The hallway was quiet, but Louise knew people were working behind many of the closed doors. She’d parked behind the gray building and had walked past four of the forensic technicians’ blue vans, which were ready to pull out past the low, red buildings housing the small special departments.
So much went on here. Clothes were inspected for blood and semen before being sent to the Department of Forensic Medicine, where the Forensic Genetics department did DNA profiling; the IFIS database with 250,000 fingerprints was searched for matches; castings of footprints were compared; and all the small fibers and hair picked up at crime scenes were studied meticulously. She was fascinated by the evidence Forensics examined, so much so that once she’d even thought about applying to become part of the technician team.
They sat down at the rectangular conference table. “All right, let’s take a look at what you have.”
Louise brought out her planner and dumped the card on the table. It landed back side up. Frandsen grabbed a pair of tweezers, standard equipment for the department. After turning the card over, he studied the short sentence.
“An idiot, was that what you said?”
She nodded.
“Surely you don’t place a card at the crime scene if you killed the girl?” He frowned. “It would be idiotic, yes, to draw attention to yourself.”

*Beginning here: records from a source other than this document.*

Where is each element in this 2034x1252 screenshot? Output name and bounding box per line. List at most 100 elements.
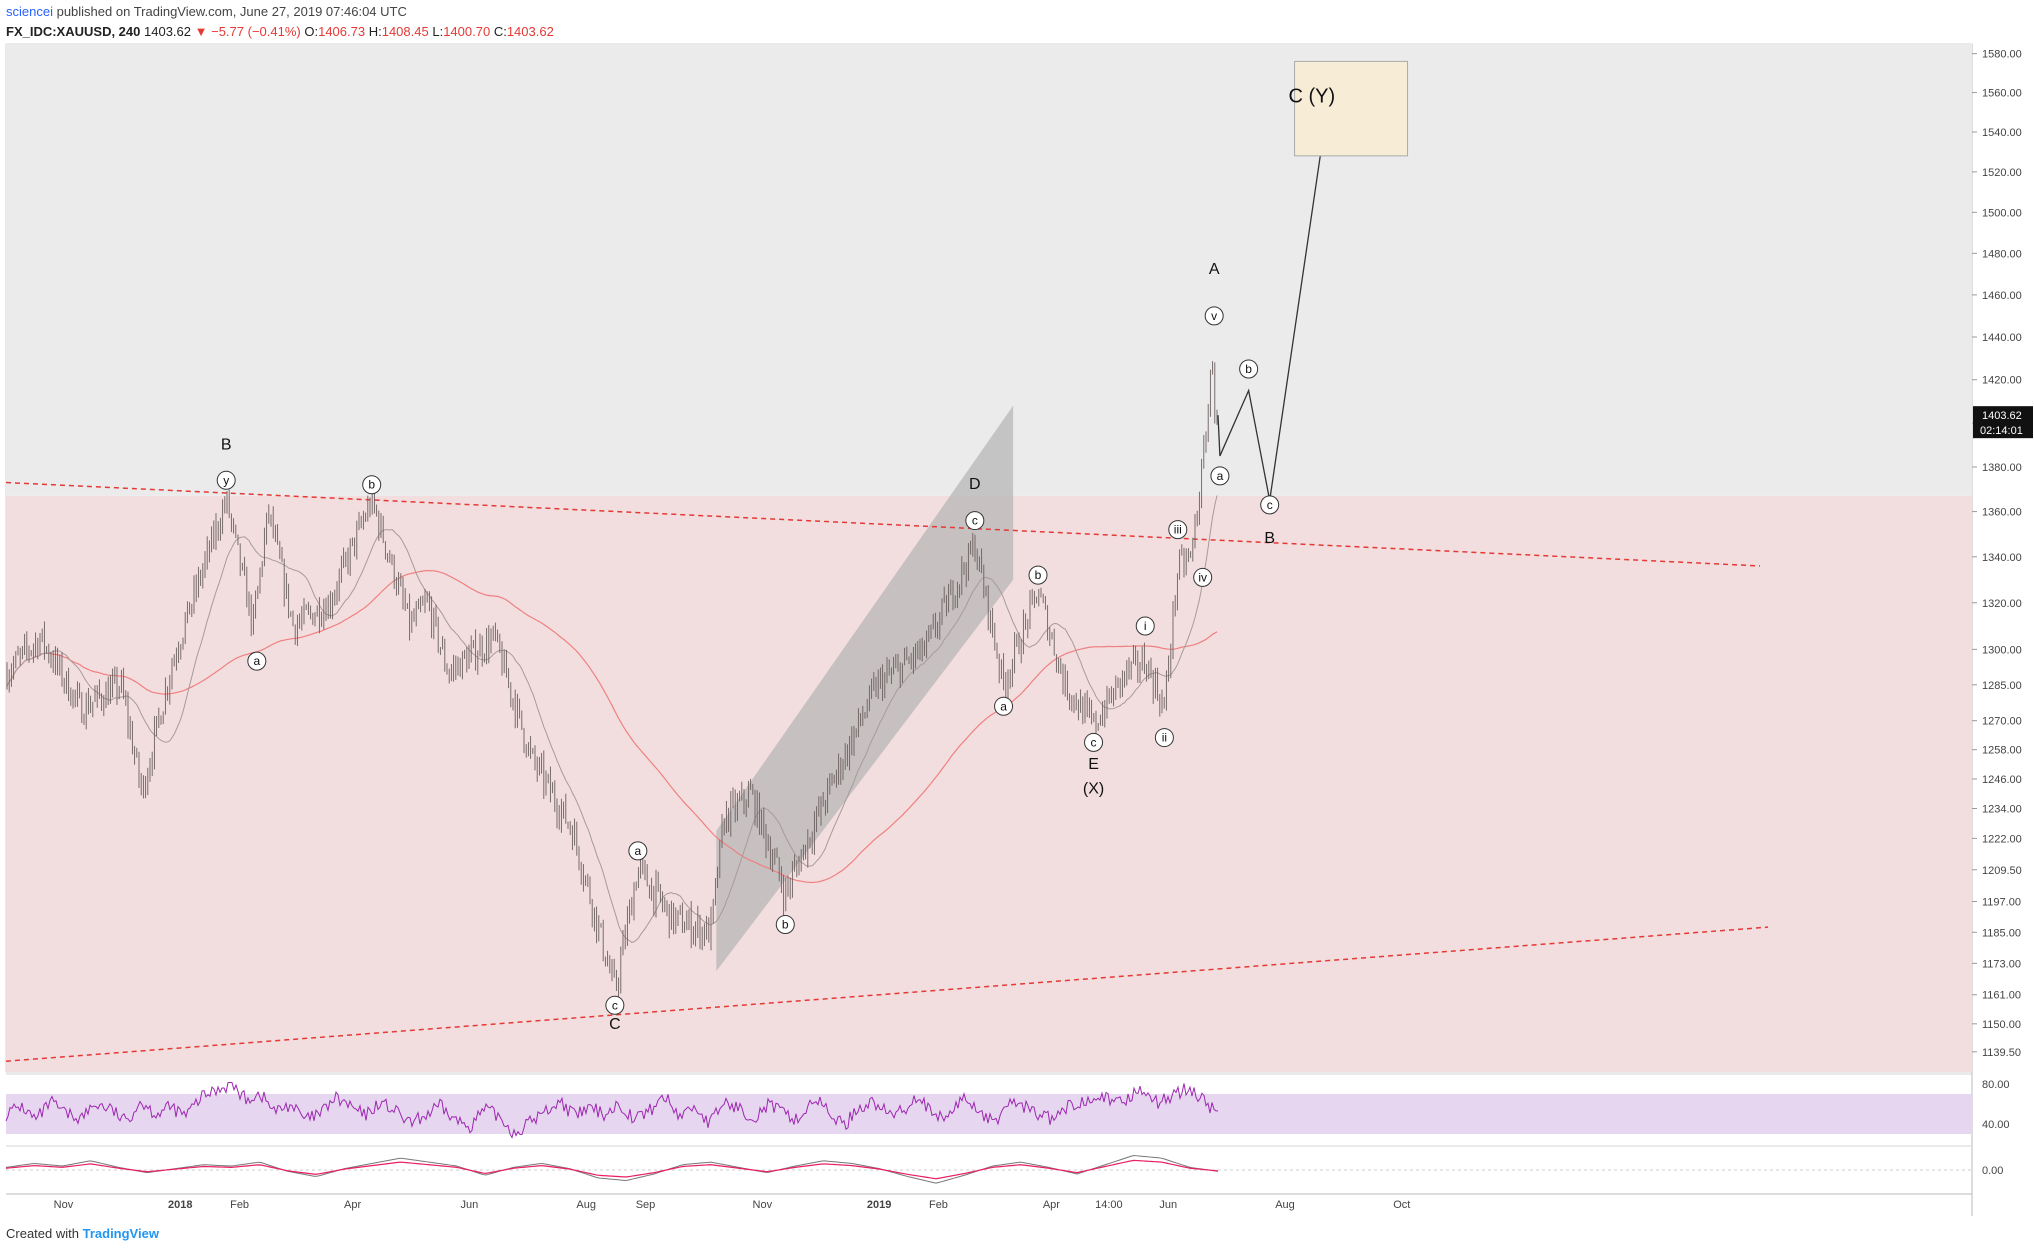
- price-tick-label: 1197.00: [1982, 896, 2021, 908]
- price-tick-label: 1161.00: [1982, 990, 2021, 1002]
- price-tick-label: 1258.00: [1982, 745, 2022, 757]
- wave-label: (X): [1083, 781, 1104, 798]
- wave-label: c: [612, 998, 618, 1012]
- upper-zone: [6, 44, 1972, 496]
- wave-label-circled: b: [1239, 359, 1259, 379]
- rsi-line: [5, 1082, 1219, 1139]
- moving-average-fast: [6, 495, 1218, 943]
- wave-label: c: [1267, 498, 1273, 512]
- wave-label-circled: b: [775, 915, 795, 935]
- projection-path[interactable]: [1217, 121, 1326, 501]
- wave-label: a: [635, 844, 642, 858]
- price-tick-label: 1540.00: [1982, 127, 2022, 139]
- target-box[interactable]: [1294, 60, 1409, 157]
- wave-label: D: [969, 476, 981, 493]
- price-tick-label: 1150.00: [1982, 1019, 2021, 1031]
- price-tick-label: 1320.00: [1982, 598, 2022, 610]
- wave-label-circle: [1210, 466, 1230, 486]
- wave-label-circled: a: [1210, 466, 1230, 486]
- wave-label: iv: [1198, 570, 1207, 584]
- price-tag-countdown: 02:14:01: [1980, 425, 2023, 437]
- wave-label: y: [223, 473, 229, 487]
- wave-label: iii: [1174, 523, 1182, 537]
- last-price: 1403.62: [144, 24, 191, 39]
- wave-label-circle: [1154, 728, 1174, 748]
- price-tick-label: 1460.00: [1982, 290, 2022, 302]
- resistance-trendline[interactable]: [5, 481, 1761, 567]
- time-tick-label: 2019: [867, 1199, 891, 1211]
- price-tick-label: 1209.50: [1982, 865, 2022, 877]
- time-tick-label: Apr: [344, 1199, 361, 1211]
- time-tick-label: Aug: [1275, 1199, 1295, 1211]
- time-tick-label: 14:00: [1095, 1199, 1123, 1211]
- price-tick-label: 1173.00: [1982, 958, 2021, 970]
- open-value: 1406.73: [318, 24, 366, 39]
- low-label: L:: [432, 24, 444, 39]
- wave-label-circle: [994, 696, 1014, 716]
- time-tick-label: Nov: [753, 1199, 773, 1211]
- time-tick-label: 2018: [168, 1199, 192, 1211]
- rsi-tick-label: 40.00: [1982, 1119, 2010, 1131]
- wave-label-circle: [1260, 495, 1280, 515]
- wave-label-circled: v: [1204, 306, 1224, 326]
- tradingview-logo[interactable]: TradingView: [82, 1226, 159, 1241]
- price-tick-label: 1185.00: [1982, 927, 2021, 939]
- wave-label: b: [782, 918, 789, 932]
- wave-label-circled: c: [965, 511, 985, 531]
- close-value: 1403.62: [506, 24, 554, 39]
- macd-signal-line: [5, 1159, 1219, 1180]
- wave-label-circled: a: [994, 696, 1014, 716]
- price-tick-label: 1285.00: [1982, 680, 2022, 692]
- price-tick-label: 1222.00: [1982, 833, 2022, 845]
- publish-info: published on TradingView.com, June 27, 2…: [56, 4, 407, 19]
- rsi-band: [6, 1094, 1972, 1134]
- price-tag-bg: [1973, 406, 2033, 439]
- wave-label-circled: y: [216, 470, 236, 490]
- price-tick-label: 1270.00: [1982, 716, 2022, 728]
- wave-label-circle: [628, 841, 648, 861]
- time-tick-label: Feb: [230, 1199, 249, 1211]
- price-tick-label: 1500.00: [1982, 207, 2022, 219]
- wave-label: E: [1088, 756, 1099, 773]
- price-tick-label: 1360.00: [1982, 507, 2022, 519]
- price-tick-label: 1440.00: [1982, 332, 2022, 344]
- wave-label-circled: ii: [1154, 728, 1174, 748]
- wave-label: C: [609, 1016, 621, 1033]
- high-label: H:: [368, 24, 382, 39]
- wave-label-circle: [362, 475, 382, 495]
- author-name[interactable]: sciencei: [6, 4, 53, 19]
- created-with: Created with: [6, 1226, 79, 1241]
- price-tick-label: 1340.00: [1982, 552, 2022, 564]
- time-tick-label: Nov: [54, 1199, 74, 1211]
- time-tick-label: Jun: [460, 1199, 478, 1211]
- wave-label-circled: a: [247, 651, 267, 671]
- price-tick-label: 1234.00: [1982, 804, 2022, 816]
- wave-label: a: [1217, 469, 1224, 483]
- price-tick-label: 1560.00: [1982, 88, 2022, 100]
- support-trendline[interactable]: [5, 926, 1769, 1062]
- wave-label-circle: [1135, 616, 1155, 636]
- current-price-tag[interactable]: 1403.62 02:14:01: [1973, 406, 2033, 439]
- time-tick-label: Apr: [1043, 1199, 1060, 1211]
- footer: Created with TradingView: [6, 1226, 159, 1241]
- price-tick-label: 1380.00: [1982, 462, 2022, 474]
- price-tag-value: 1403.62: [1982, 410, 2022, 422]
- moving-average-slow: [6, 569, 1218, 884]
- wave-label: C (Y): [1288, 85, 1335, 107]
- wave-label: b: [1035, 568, 1042, 582]
- wave-label: c: [1091, 735, 1097, 749]
- wave-label-circle: [775, 915, 795, 935]
- wave-label-circled: a: [628, 841, 648, 861]
- wave-label: c: [972, 514, 978, 528]
- high-value: 1408.45: [381, 24, 429, 39]
- wave-label: ii: [1162, 731, 1167, 745]
- wave-label: A: [1209, 261, 1220, 278]
- wave-label: a: [253, 654, 260, 668]
- wave-label-circle: [216, 470, 236, 490]
- symbol-label: FX_IDC:XAUUSD, 240: [6, 24, 141, 39]
- wave-label: B: [1264, 530, 1275, 547]
- price-change: ▼ −5.77 (−0.41%): [194, 24, 301, 39]
- wave-label-circled: c: [605, 995, 625, 1015]
- wave-label: i: [1144, 619, 1147, 633]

“You never know. You’d never believe killers would be stupid enough to leave semen behind in a female victim!”
“No, you’re right, of course you are. But surely he wouldn’t voluntarily leave evidence.” He shook his head. “I just can’t see that.”
Louise rubbed her forehead. Her thoughts were sluggish as her exhaustion began taking over.

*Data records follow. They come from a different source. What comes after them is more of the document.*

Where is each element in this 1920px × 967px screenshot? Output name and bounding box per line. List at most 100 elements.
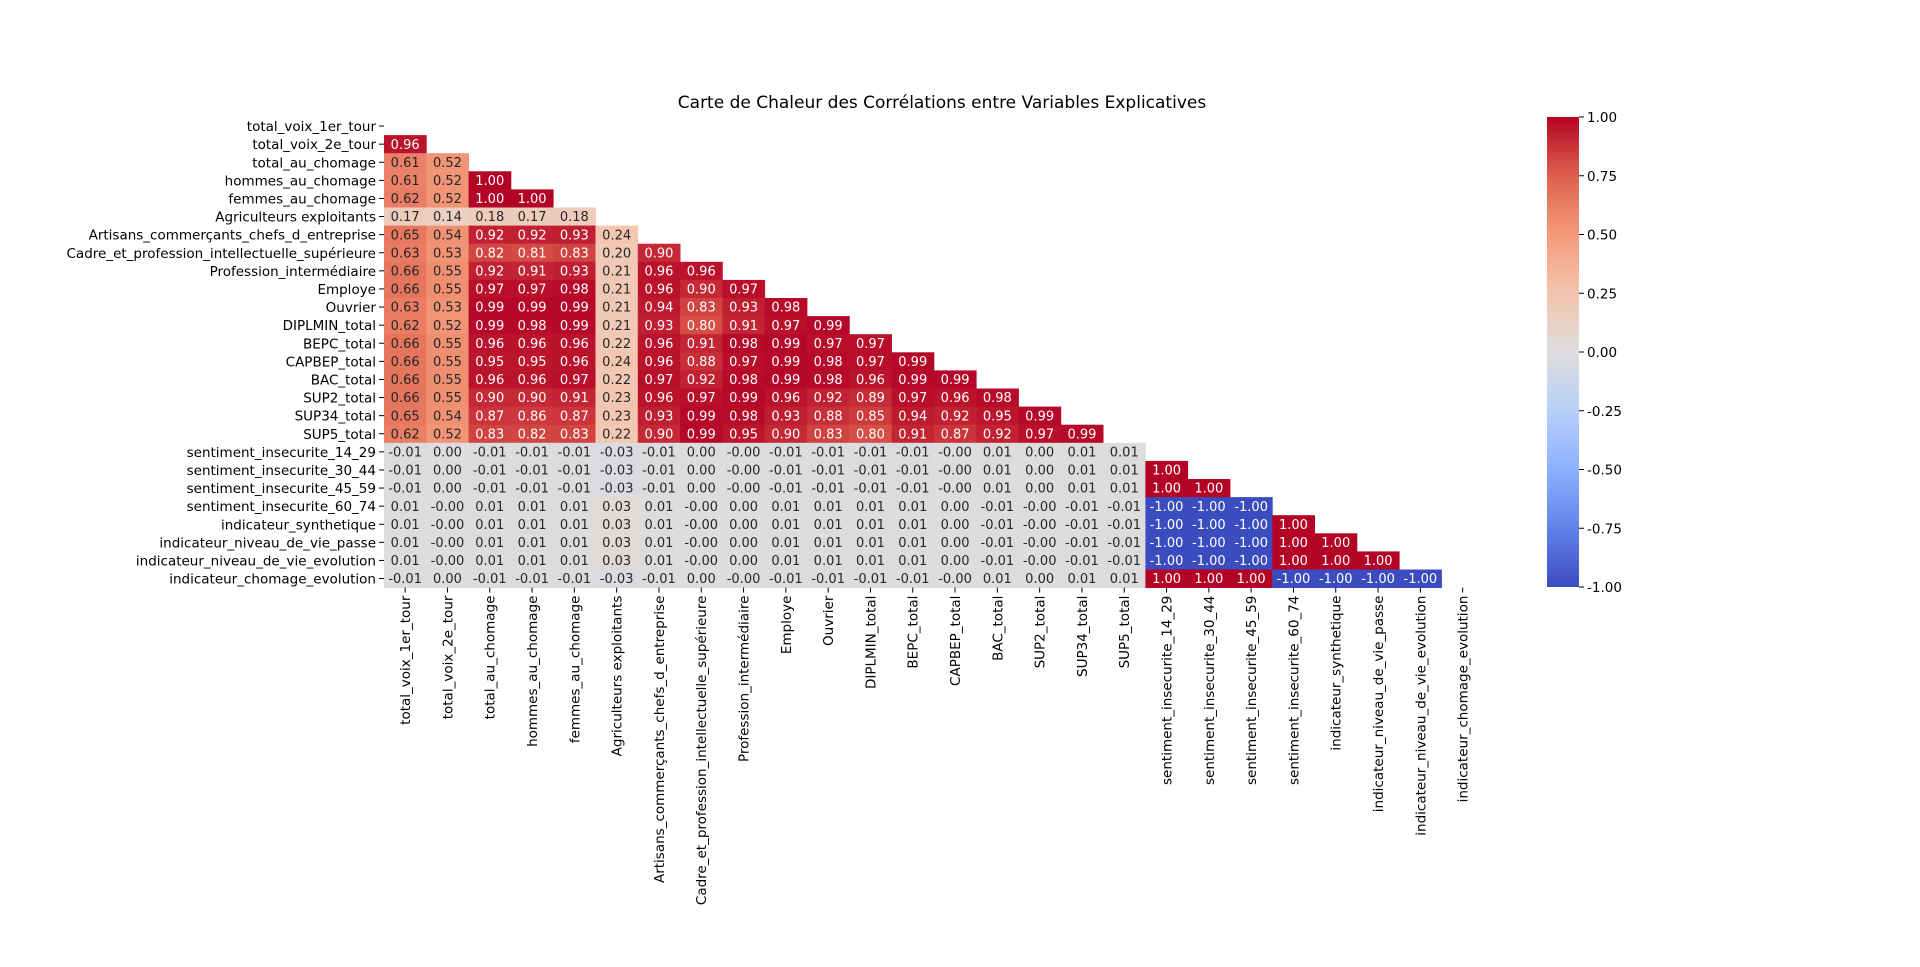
heatmap-cell: [595, 460, 639, 480]
heatmap-cell: [595, 515, 639, 534]
cell-value-label: 0.96: [771, 391, 800, 406]
cell-value-label: 0.92: [814, 391, 843, 406]
cell-value-label: -1.00: [1234, 536, 1268, 551]
x-axis-tick-labels: total_voix_1er_tour total_voix_2e_tour tot…: [398, 587, 1472, 906]
heatmap-cell: [384, 171, 427, 190]
heatmap-cell: [384, 135, 427, 154]
heatmap-cell: [468, 298, 512, 317]
x-tick-label: total_au_chomage: [483, 596, 499, 720]
heatmap-cell: [1103, 460, 1146, 480]
heatmap-cell: [1103, 497, 1146, 516]
cell-value-label: -0.03: [600, 445, 634, 460]
heatmap-cell: [384, 225, 427, 245]
cell-value-label: 0.93: [729, 301, 758, 316]
cell-value-label: -1.00: [1234, 518, 1268, 533]
heatmap-cell: [510, 569, 554, 588]
heatmap-cell: [553, 370, 596, 389]
cell-value-label: -0.00: [727, 572, 761, 587]
cell-value-label: 0.82: [518, 427, 547, 442]
heatmap-cell: [1018, 424, 1062, 444]
cell-value-label: -0.00: [1023, 500, 1057, 515]
cell-value-label: 0.99: [814, 319, 843, 334]
heatmap-cell: [384, 153, 427, 172]
cell-value-label: 0.98: [518, 319, 547, 334]
heatmap-cell: [595, 406, 639, 426]
heatmap-cell: [807, 406, 850, 426]
cell-value-label: -1.00: [1319, 572, 1353, 587]
cell-value-label: 0.53: [433, 246, 462, 261]
cell-value-label: -0.01: [642, 464, 676, 479]
heatmap-cell: [553, 352, 596, 371]
heatmap-cell: [680, 261, 723, 281]
cell-value-label: 0.21: [602, 319, 631, 334]
heatmap-cell: [764, 497, 808, 516]
x-tick-label: Profession_intermédiaire: [737, 596, 753, 762]
cell-value-label: -0.03: [600, 482, 634, 497]
heatmap-cell: [807, 442, 850, 462]
cell-value-label: 0.00: [433, 482, 462, 497]
cell-value-label: -0.01: [1065, 518, 1099, 533]
heatmap-cell: [680, 569, 723, 588]
cell-value-label: 0.99: [1025, 409, 1054, 424]
heatmap-cell: [510, 497, 554, 516]
cell-value-label: 0.61: [391, 156, 420, 171]
cell-value-label: -1.00: [1361, 572, 1395, 587]
heatmap-cell: [637, 261, 681, 281]
heatmap-cell: [510, 243, 554, 263]
cell-value-label: 0.98: [729, 337, 758, 352]
cell-value-label: -0.00: [938, 464, 972, 479]
heatmap-cell: [1272, 569, 1315, 588]
heatmap-cell: [849, 479, 892, 498]
heatmap-cell: [553, 551, 596, 570]
heatmap-cell: [510, 406, 554, 426]
heatmap-cell: [1145, 497, 1189, 516]
cell-value-label: 0.00: [433, 464, 462, 479]
cell-value-label: 0.00: [729, 554, 758, 569]
heatmap-cell: [426, 515, 469, 534]
cell-value-label: 0.96: [687, 264, 716, 279]
y-tick-label: total_voix_1er_tour: [247, 119, 377, 135]
heatmap-cell: [595, 316, 639, 335]
cell-value-label: 0.63: [391, 301, 420, 316]
heatmap-cell: [1145, 533, 1189, 552]
cell-value-label: 0.18: [475, 210, 504, 225]
cell-value-label: 0.01: [1067, 445, 1096, 460]
heatmap-cell: [595, 334, 639, 353]
heatmap-cell: [510, 298, 554, 317]
cell-value-label: 0.00: [729, 536, 758, 551]
cell-value-label: 0.87: [475, 409, 504, 424]
cell-value-label: 0.23: [602, 391, 631, 406]
heatmap-cell: [1187, 515, 1231, 534]
heatmap-cell: [553, 569, 596, 588]
cell-value-label: -0.01: [642, 482, 676, 497]
cell-value-label: -0.00: [1023, 554, 1057, 569]
y-tick-label: total_au_chomage: [252, 155, 376, 171]
heatmap-cell: [468, 225, 512, 245]
cell-value-label: 0.83: [560, 427, 589, 442]
heatmap-cell: [637, 370, 681, 389]
cell-value-label: 0.97: [729, 355, 758, 370]
heatmap-cell: [637, 551, 681, 570]
cell-value-label: -0.01: [769, 572, 803, 587]
heatmap-cell: [680, 298, 723, 317]
heatmap-cell: [807, 569, 850, 588]
cell-value-label: 1.00: [1279, 536, 1308, 551]
cell-value-label: 0.97: [729, 283, 758, 298]
cell-value-label: 0.01: [644, 536, 673, 551]
heatmap-cell: [595, 569, 639, 588]
x-tick-label: Cadre_et_profession_intellectuelle_supér…: [694, 596, 710, 906]
cell-value-label: -1.00: [1150, 500, 1184, 515]
cell-value-label: 0.01: [814, 518, 843, 533]
cell-value-label: 0.01: [814, 554, 843, 569]
cell-value-label: -0.01: [811, 445, 845, 460]
cell-value-label: 0.01: [518, 518, 547, 533]
heatmap-cell: [807, 533, 850, 552]
heatmap-cell: [468, 569, 512, 588]
cell-value-label: 0.80: [687, 319, 716, 334]
heatmap-cell: [1103, 569, 1146, 588]
heatmap-cell: [426, 279, 469, 299]
cell-value-label: 0.01: [983, 445, 1012, 460]
cell-value-label: 0.95: [475, 355, 504, 370]
heatmap-cell: [891, 442, 935, 462]
cell-value-label: -0.01: [558, 445, 592, 460]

“It’ll be interesting anyway to see if there are fingerprints on the card,” Frandsen said. He lifted it up with the tweezers and held it to the light.
“Did you find any fingerprints on her?” Louise hadn’t seen any of the lab results yet.
He shook his head.
“I’m hoping you find something,” she said. “But this might turn out to be completely innocent. Someone might have thought this was a good time and place to profess their faith.” She stood up and put on her coat. “We’ll see, anyway.”
He followed her down and gave her a fatherly pat on the shoulder when she thanked him for the coffee. They agreed to talk the next day.
It was close to ten thirty when Louise headed for Frederiksberg. She was fine with Peter not being there. She’d have a glass of the red wine left over from dinner, then go to bed.